Friends of Brown County State Park have received a grant to more closely link the park’s scenery with the art it inspires.

The group received a matching grant check for $1,400 last month from Tom Hohmann of the Indiana Parks Alliance. It’ll go toward a new art installation that will be displayed in the park’s Nature Center, said Vicky Wyatt, president of the Friends group.

The Indiana Parks Alliance is a membership-based organization that supports the needs of Indiana state parks and reservoirs.

Wyatt, Friends vice president Dwight Thompson and treasurer Janet Kramer collaborated with BCSP Naturalist Patrick Haulter to make this grant award possible.

The plan is to design seven to nine leaf sculptures out of copper that are meant to be touched. “This would almost bring the leaf to life,” the grant application says.

Amy Greely will make them throughout the winter, Wyatt said.

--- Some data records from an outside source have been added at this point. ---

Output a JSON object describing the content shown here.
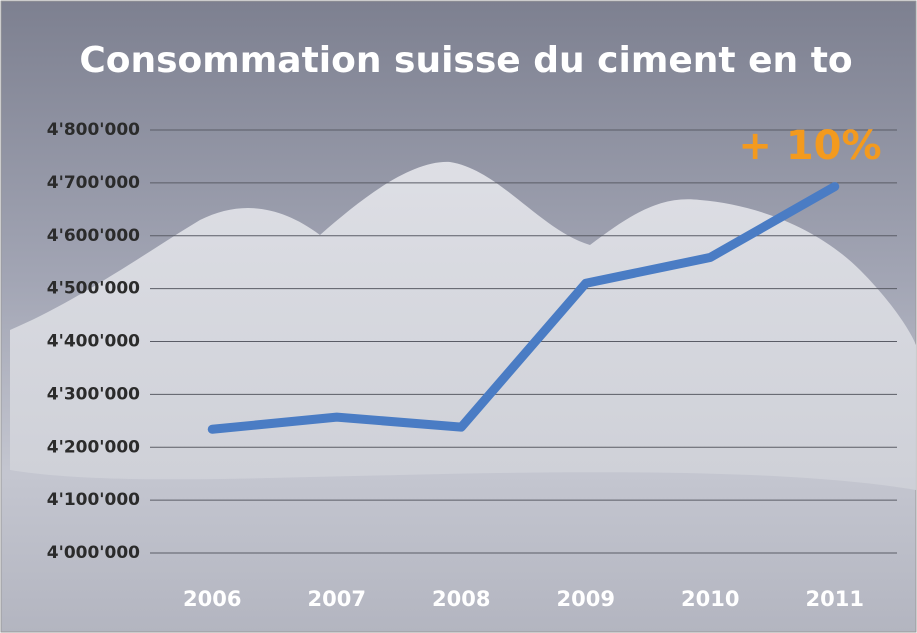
{
  "chart_data": {
    "type": "line",
    "title": "Consommation suisse du ciment en to",
    "categories": [
      "2006",
      "2007",
      "2008",
      "2009",
      "2010",
      "2011"
    ],
    "values": [
      4234000,
      4257000,
      4238000,
      4510000,
      4559000,
      4693000
    ],
    "color": "#4a7cc4",
    "ylim": [
      4000000,
      4800000
    ],
    "yticks": [
      {
        "value": 4000000,
        "label": "4'000'000"
      },
      {
        "value": 4100000,
        "label": "4'100'000"
      },
      {
        "value": 4200000,
        "label": "4'200'000"
      },
      {
        "value": 4300000,
        "label": "4'300'000"
      },
      {
        "value": 4400000,
        "label": "4'400'000"
      },
      {
        "value": 4500000,
        "label": "4'500'000"
      },
      {
        "value": 4600000,
        "label": "4'600'000"
      },
      {
        "value": 4700000,
        "label": "4'700'000"
      },
      {
        "value": 4800000,
        "label": "4'800'000"
      }
    ],
    "grid": true,
    "annotation": "+ 10%",
    "annotation_color": "#f39a1e"
  }
}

Haulter estimated they’d be installed in the spring.

This is one step in the process of updating the displays in the Nature Center. This spring, the group would like to offer an art contest to design new items for the display cases, Wyatt said.

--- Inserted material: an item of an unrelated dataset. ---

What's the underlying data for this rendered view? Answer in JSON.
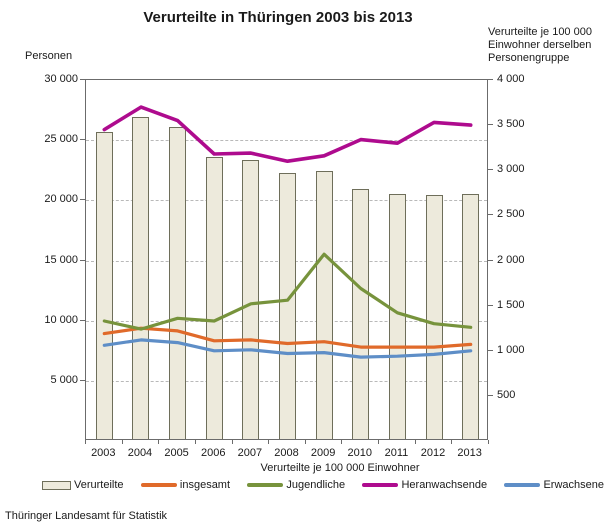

“Not only would the sculptures enhance the Nature Center by their colors, they would also give a more updated look and continue the theme of our lovely community,” the grant application said.

For the past couple of years, the Indiana Arts Commission has been intentionally marrying the arts and outdoors through its own grant program, Arts in the Parks. Grants have been made to more than a dozen local artists to paint at state parks, perform music and/or otherwise involve park visitors in the creation of their art.

Haulter plans to expand that idea even more in 2018 by inviting practitioners of traditional arts to teach their crafts. He’s working in conjunction with Jon Kay, a Brown Countian who leads Traditional Arts Indiana.

Earlier this year, a class taught by local blacksmith at the park John Bennett attracted several students, Haulter said.

Other possible subjects include basket weaving, fence rail splitting, cabin building, blanket weaving or bowl carving — and he’d like to use Brown County people to teach those crafts whenever possible.

The more people there are to carry on these traditions, the more likely the skills are to be passed on for more generations, Haulter said.

“Quite honestly, if we don’t, they might die soon.”